Technical Debt: What it is, How Much of it You Can Live With, and How to Incorporate it into an Investment Thesis
October 30, 2025
by an investor from Harvard University - Harvard Business School in Toronto, ON, Canada
Today’s episode is targeted specifically towards those who are considering the acquisition of a software company, and I was thrilled to be joined by Chris Smith, the Managing Partner of Spellbound, a company that helps buyers with technical due diligence, fractional CTO services, and outsourced development services, among other things.
Much of what we discuss today is intended to uncover how much "technical debt" any given target company may possess within their code base.
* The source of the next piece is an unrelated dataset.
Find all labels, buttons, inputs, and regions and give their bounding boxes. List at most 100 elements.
Though substantially every software company has some amount of technical debt, those that are weighed down by an asymmetric burden of it tend to ship less frequently, release fewer new features, spend more time fixing bugs, regularly miss release targets, possess code bases that are difficult to build upon, have slower and more complex implementations, and just generally be much more expensive and capital intensive to operate and grow
In this way, what sound like purely *technical* problems quickly become significant *business* problems.
As a result, prospective acquirors would be well served to thoroughly diligence the amount of technical debt possessed by any given target company, and proceed very carefully (or perhaps not proceed at all) with those companies who seem to possess much more than their fair share of it.